SNP calling exercise answers part 2
Q1
First running:
gatk VariantFiltration -V NA24694.vcf.gz -O NA24694_hf.vcf.gz -filter "DP < 10.0" --filter-name "DP" -filter "QUAL < 30.0" --filter-name "QUAL30" -filter "SOR > 3.0" --filter-name "SOR3" -filter "FS > 60.0" --filter-name "FS60" -filter "MQ < 40.0" --filter-name "MQ40"
and
bcftools view -H NA24694_hf.vcf.gz |grep -v PASS |wc -l
Gives us 4005 sites.
bcftools view -H --type=snps NA24694_hf.vcf.gz |grep -v PASS |wc -l
2630 SNPs
Q2
One possibility is:
bcftools view -H NA24694_hf.vcf.gz |grep -v PASS |cut -f 7 |sort |uniq -c |sort -n
5 FS60;SOR3
30 DP;MQ40;SOR3
74 MQ40;SOR3
158 DP;SOR3
197 DP;MQ40
390 MQ40
1340 SOR3
1811 DP
This says remove all lines with the string "PASS", extract the seventh column, sort them, unique and count them, sort again but according to numerical order. At the bottom, you have the most used filter which is depth of coverage.
Q3
Initially, we isolate the ones that pass the filter:
bcftools view -f PASS NA24694_hf.vcf.gz |bgzip -c > NA24694_hf_pass.vcf.gz bcftools view -H NA24694_hf_pass.vcf.gz |wc -l
88594 total sites (SNPS+indels+multi-allelic).

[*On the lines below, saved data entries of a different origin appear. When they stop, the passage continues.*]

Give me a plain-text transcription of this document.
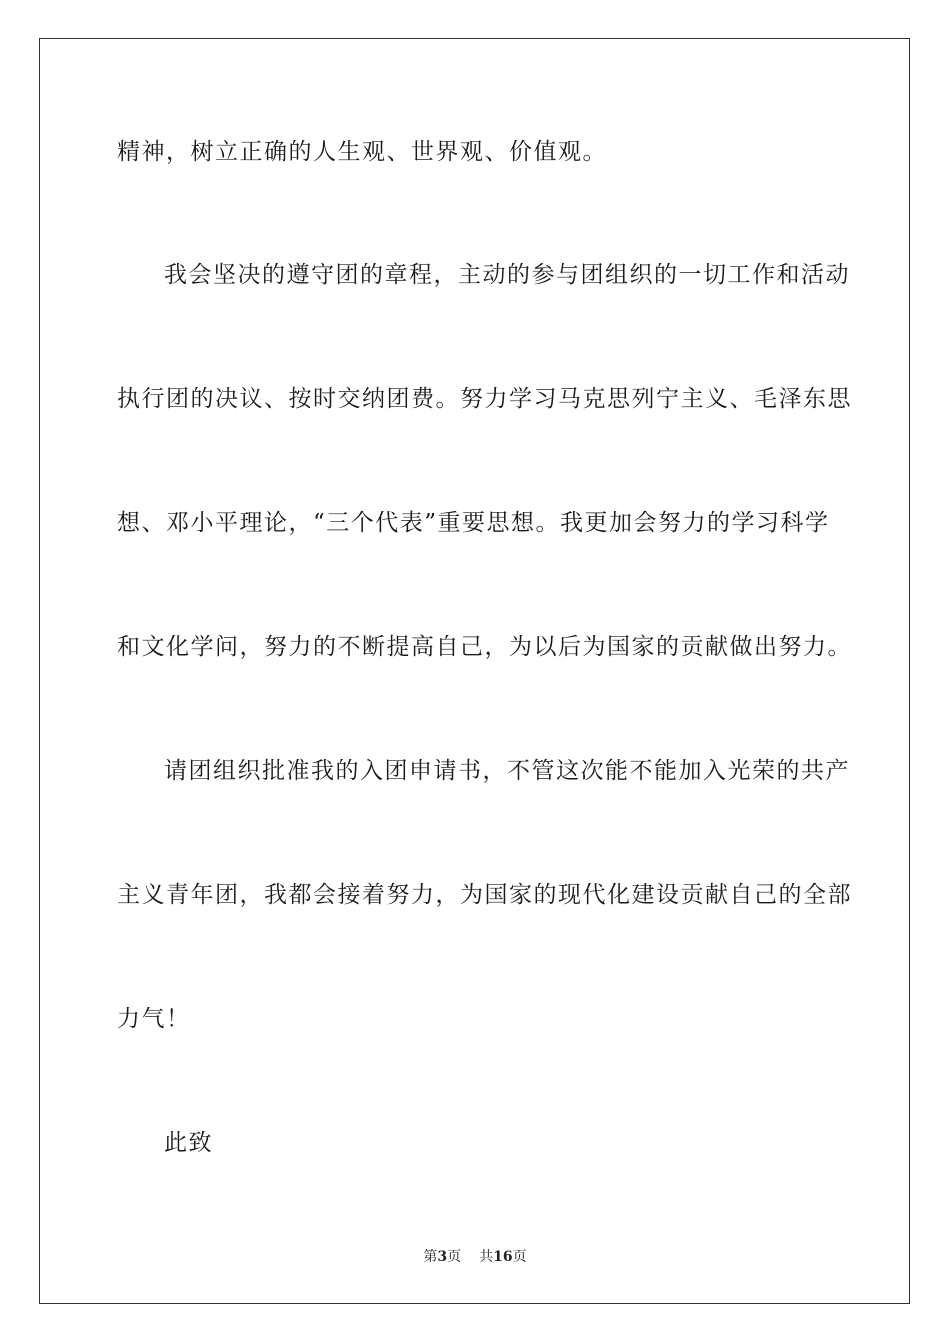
精神，树立正确的人生观、世界观、价值观。
我会坚决的遵守团的章程，主动的参与团组织的一切工作和活动
执行团的决议、按时交纳团费。努力学习马克思列宁主义、毛泽东思
想、邓小平理论，“三个代表”重要思想。我更加会努力的学习科学
和文化学问，努力的不断提高自己，为以后为国家的贡献做出努力。
请团组织批准我的入团申请书，不管这次能不能加入光荣的共产
主义青年团，我都会接着努力，为国家的现代化建设贡献自己的全部
力气！
此致
第3页 共16页
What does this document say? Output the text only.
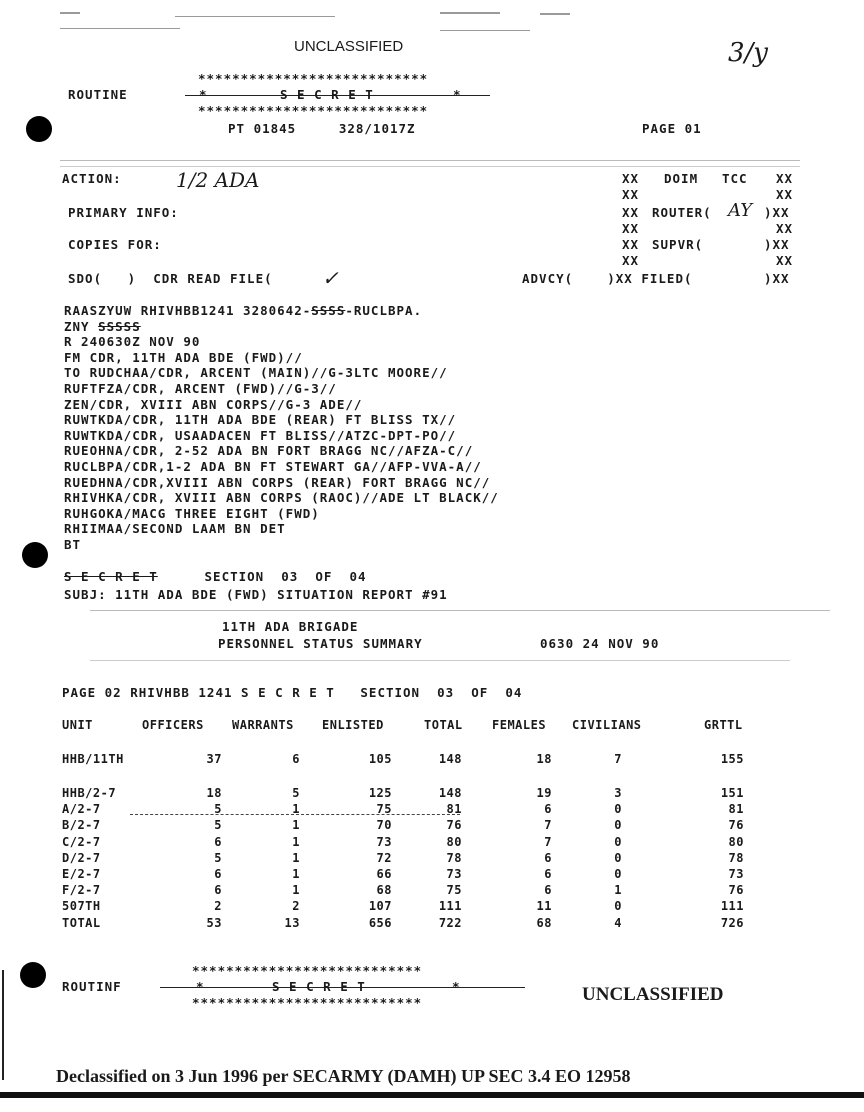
UNCLASSIFIED	3/y
***************************
ROUTINE	*	S E C R E T	*
***************************
PT 01845     328/1017Z	PAGE 01
ACTION:	1/2 ADA	XX DOIM TCC XX
XX	XX
PRIMARY INFO:	XX ROUTER( AY )XX
XX	XX
COPIES FOR:	XX SUPVR(	)XX
XX	XX
SDO(   )  CDR READ FILE( ✓	ADVCY(    )XX FILED(	)XX
RAASZYUW RHIVHBB1241 3280642-SSSS-RUCLBPA.
ZNY SSSSS
R 240630Z NOV 90
FM CDR, 11TH ADA BDE (FWD)//
TO RUDCHAA/CDR, ARCENT (MAIN)//G-3LTC MOORE//
RUFTFZA/CDR, ARCENT (FWD)//G-3//
ZEN/CDR, XVIII ABN CORPS//G-3 ADE//
RUWTKDA/CDR, 11TH ADA BDE (REAR) FT BLISS TX//
RUWTKDA/CDR, USAADACEN FT BLISS//ATZC-DPT-PO//
RUEOHNA/CDR, 2-52 ADA BN FORT BRAGG NC//AFZA-C//
RUCLBPA/CDR,1-2 ADA BN FT STEWART GA//AFP-VVA-A//
RUEDHNA/CDR,XVIII ABN CORPS (REAR) FORT BRAGG NC//
RHIVHKA/CDR, XVIII ABN CORPS (RAOC)//ADE LT BLACK//
RUHGOKA/MACG THREE EIGHT (FWD)
RHIIMAA/SECOND LAAM BN DET
BT
S E C R E T	SECTION  03  OF  04
SUBJ: 11TH ADA BDE (FWD) SITUATION REPORT #91
11TH ADA BRIGADE
PERSONNEL STATUS SUMMARY	0630 24 NOV 90
PAGE 02 RHIVHBB 1241 S E C R E T   SECTION  03  OF  04
UNIT	OFFICERS WARRANTS ENLISTED	TOTAL FEMALES CIVILIANS	GRTTL
HHB/11TH	37	6	105	148	18	7	155
HHB/2-7	18	5	125	148	19	3	151
A/2-7	5	1	75	81	6	0	81
B/2-7	5	1	70	76	7	0	76
C/2-7	6	1	73	80	7	0	80
D/2-7	5	1	72	78	6	0	78
E/2-7	6	1	66	73	6	0	73
F/2-7	6	1	68	75	6	1	76
507TH	2	2	107	111	11	0	111
TOTAL	53	13	656	722	68	4	726
***************************
ROUTINF	*	S E C R E T	*
***************************	UNCLASSIFIED
Declassified on 3 Jun 1996 per SECARMY (DAMH) UP SEC 3.4 EO 12958
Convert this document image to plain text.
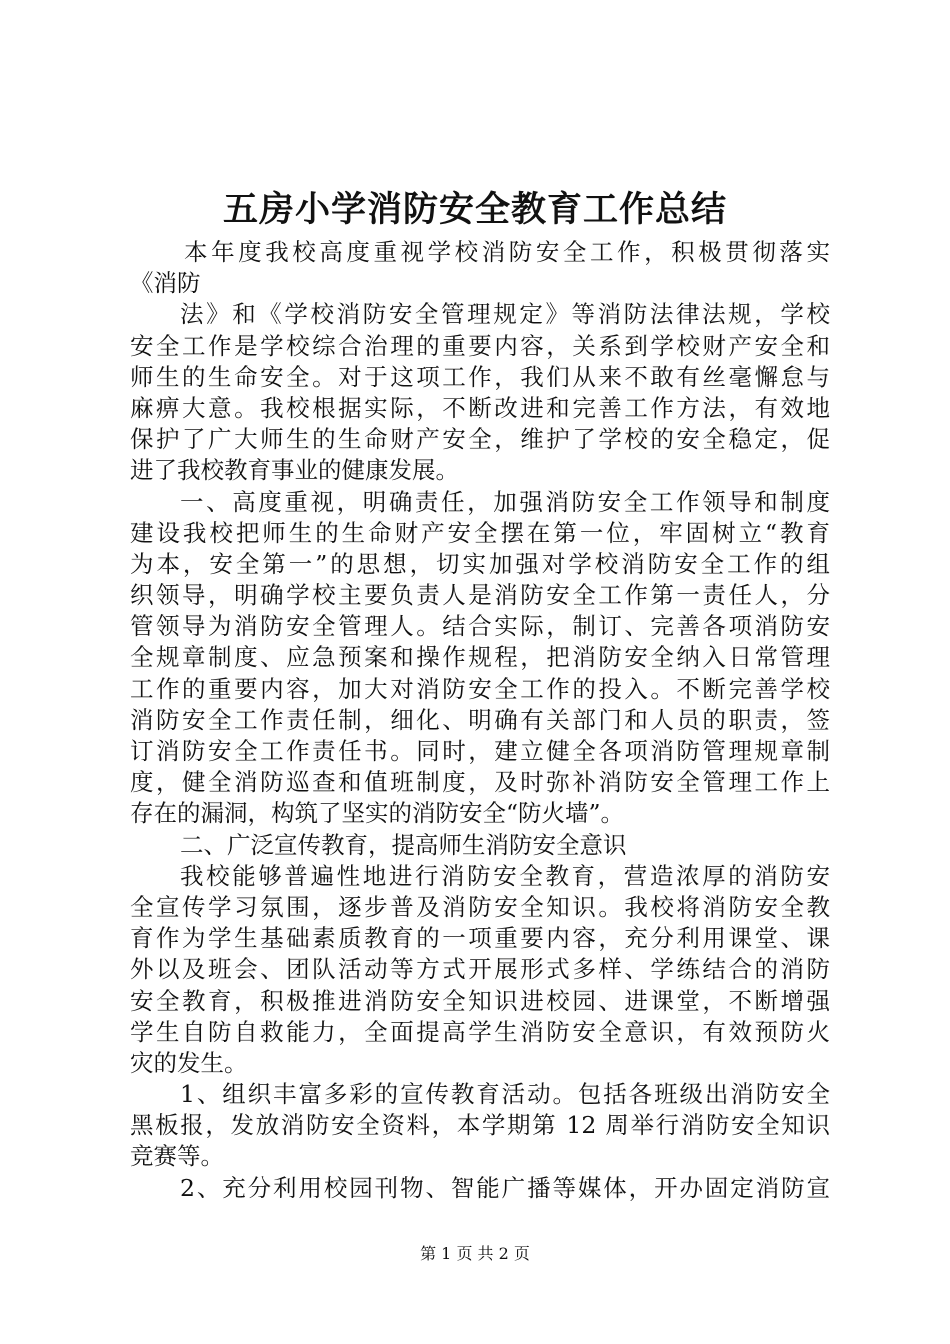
五房小学消防安全教育工作总结
本年度我校高度重视学校消防安全工作，积极贯彻落实
《消防
法》和《学校消防安全管理规定》等消防法律法规，学校
安全工作是学校综合治理的重要内容，关系到学校财产安全和
师生的生命安全。对于这项工作，我们从来不敢有丝毫懈怠与
麻痹大意。我校根据实际，不断改进和完善工作方法，有效地
保护了广大师生的生命财产安全，维护了学校的安全稳定，促
进了我校教育事业的健康发展。
一、高度重视，明确责任，加强消防安全工作领导和制度
建设我校把师生的生命财产安全摆在第一位，牢固树立“教育
为本，安全第一”的思想，切实加强对学校消防安全工作的组
织领导，明确学校主要负责人是消防安全工作第一责任人，分
管领导为消防安全管理人。结合实际，制订、完善各项消防安
全规章制度、应急预案和操作规程，把消防安全纳入日常管理
工作的重要内容，加大对消防安全工作的投入。不断完善学校
消防安全工作责任制，细化、明确有关部门和人员的职责，签
订消防安全工作责任书。同时，建立健全各项消防管理规章制
度，健全消防巡查和值班制度，及时弥补消防安全管理工作上
存在的漏洞，构筑了坚实的消防安全“防火墙”。
二、广泛宣传教育，提高师生消防安全意识
我校能够普遍性地进行消防安全教育，营造浓厚的消防安
全宣传学习氛围，逐步普及消防安全知识。我校将消防安全教
育作为学生基础素质教育的一项重要内容，充分利用课堂、课
外以及班会、团队活动等方式开展形式多样、学练结合的消防
安全教育，积极推进消防安全知识进校园、进课堂，不断增强
学生自防自救能力，全面提高学生消防安全意识，有效预防火
灾的发生。
1、组织丰富多彩的宣传教育活动。包括各班级出消防安全
黑板报，发放消防安全资料，本学期第 12 周举行消防安全知识
竞赛等。
2、充分利用校园刊物、智能广播等媒体，开办固定消防宣
第 1 页 共 2 页
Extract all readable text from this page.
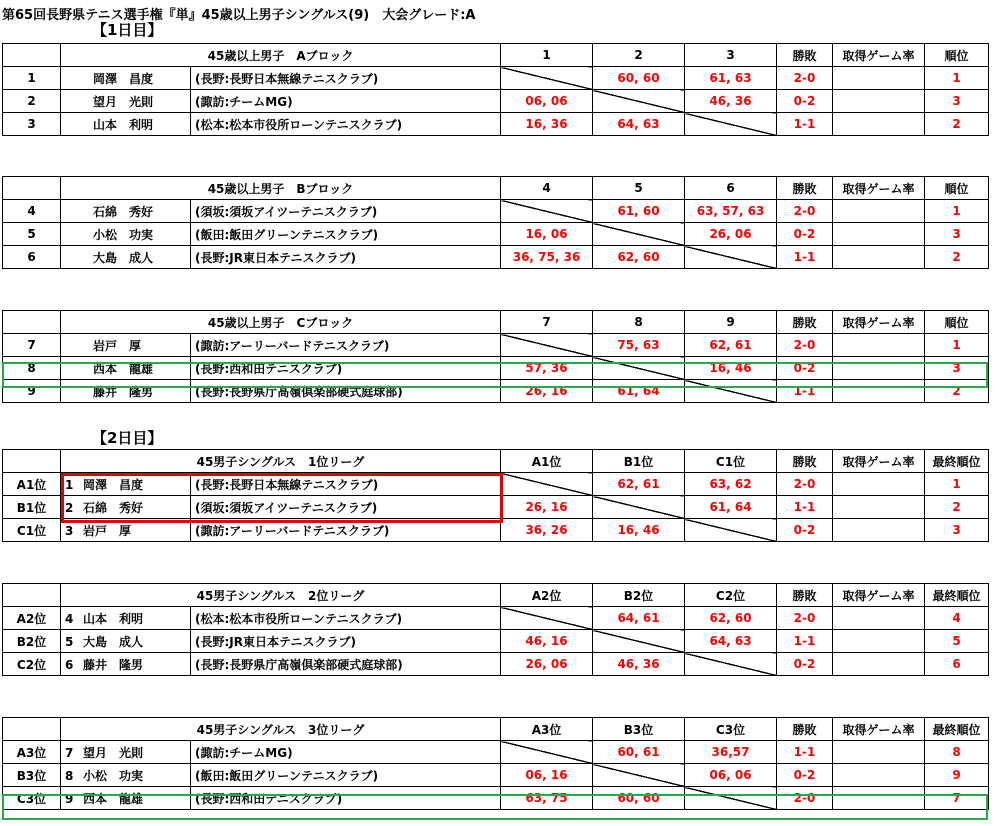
第65回長野県テニス選手権『単』45歳以上男子シングルス(9)　大会グレード:A
【1日目】
【2日目】
	45歳以上男子　Aブロック		1	2	3	勝敗	取得ゲーム率	順位
1	岡澤　昌度	(長野:長野日本無線テニスクラブ)		60, 60	61, 63	2-0		1
2	望月　光則	(諏訪:チームMG)	06, 06		46, 36	0-2		3
3	山本　利明	(松本:松本市役所ローンテニスクラブ)	16, 36	64, 63		1-1		2
	45歳以上男子　Bブロック		4	5	6	勝敗	取得ゲーム率	順位
4	石綿　秀好	(須坂:須坂アイツーテニスクラブ)		61, 60	63, 57, 63	2-0		1
5	小松　功実	(飯田:飯田グリーンテニスクラブ)	16, 06		26, 06	0-2		3
6	大島　成人	(長野:JR東日本テニスクラブ)	36, 75, 36	62, 60		1-1		2
	45歳以上男子　Cブロック		7	8	9	勝敗	取得ゲーム率	順位
7	岩戸　厚	(諏訪:アーリーバードテニスクラブ)		75, 63	62, 61	2-0		1
8	西本　龍雄	(長野:西和田テニスクラブ)	57, 36		16, 46	0-2		3
9	藤井　隆男	(長野:長野県庁高嶺倶楽部硬式庭球部)	26, 16	61, 64		1-1		2
	45男子シングルス　1位リーグ		A1位	B1位	C1位	勝敗	取得ゲーム率	最終順位
A1位	1 岡澤　昌度	(長野:長野日本無線テニスクラブ)		62, 61	63, 62	2-0		1
B1位	2 石綿　秀好	(須坂:須坂アイツーテニスクラブ)	26, 16		61, 64	1-1		2
C1位	3 岩戸　厚	(諏訪:アーリーバードテニスクラブ)	36, 26	16, 46		0-2		3
	45男子シングルス　2位リーグ		A2位	B2位	C2位	勝敗	取得ゲーム率	最終順位
A2位	4 山本　利明	(松本:松本市役所ローンテニスクラブ)		64, 61	62, 60	2-0		4
B2位	5 大島　成人	(長野:JR東日本テニスクラブ)	46, 16		64, 63	1-1		5
C2位	6 藤井　隆男	(長野:長野県庁高嶺倶楽部硬式庭球部)	26, 06	46, 36		0-2		6
	45男子シングルス　3位リーグ		A3位	B3位	C3位	勝敗	取得ゲーム率	最終順位
A3位	7 望月　光則	(諏訪:チームMG)		60, 61	36,57	1-1		8
B3位	8 小松　功実	(飯田:飯田グリーンテニスクラブ)	06, 16		06, 06	0-2		9
C3位	9 西本　龍雄	(長野:西和田テニスクラブ)	63, 75	60, 60		2-0		7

Then we retain the sites using bedtools:
bedtools intersect -header -a NA24694_hf_pass.vcf.gz -b /home/databases/databases/GRCh38/filter99.bed.gz |bgzip -c > NA24694_hf_map99.vcf.gz
bcftools view -H NA24694_hf_map99.vcf.gz |wc -l
51624 total sites remain
Q4 Using:
java -jar /home/ctools/snpEff/snpEff.jar eff -dataDir /home/databases/databases/snpEff/ -htmlStats NA24694_hf.html GRCh38.99 NA24694_hf.vcf.gz |bgzip -c > NA24694_hf_ann.vcf.gz
In the HTML file you see: Intron 64.368%
Q5 In the HTML file you see:
MISSENSE 584 44.242%
So a total of 584 detecting mutations can have an impact on the protein sequence.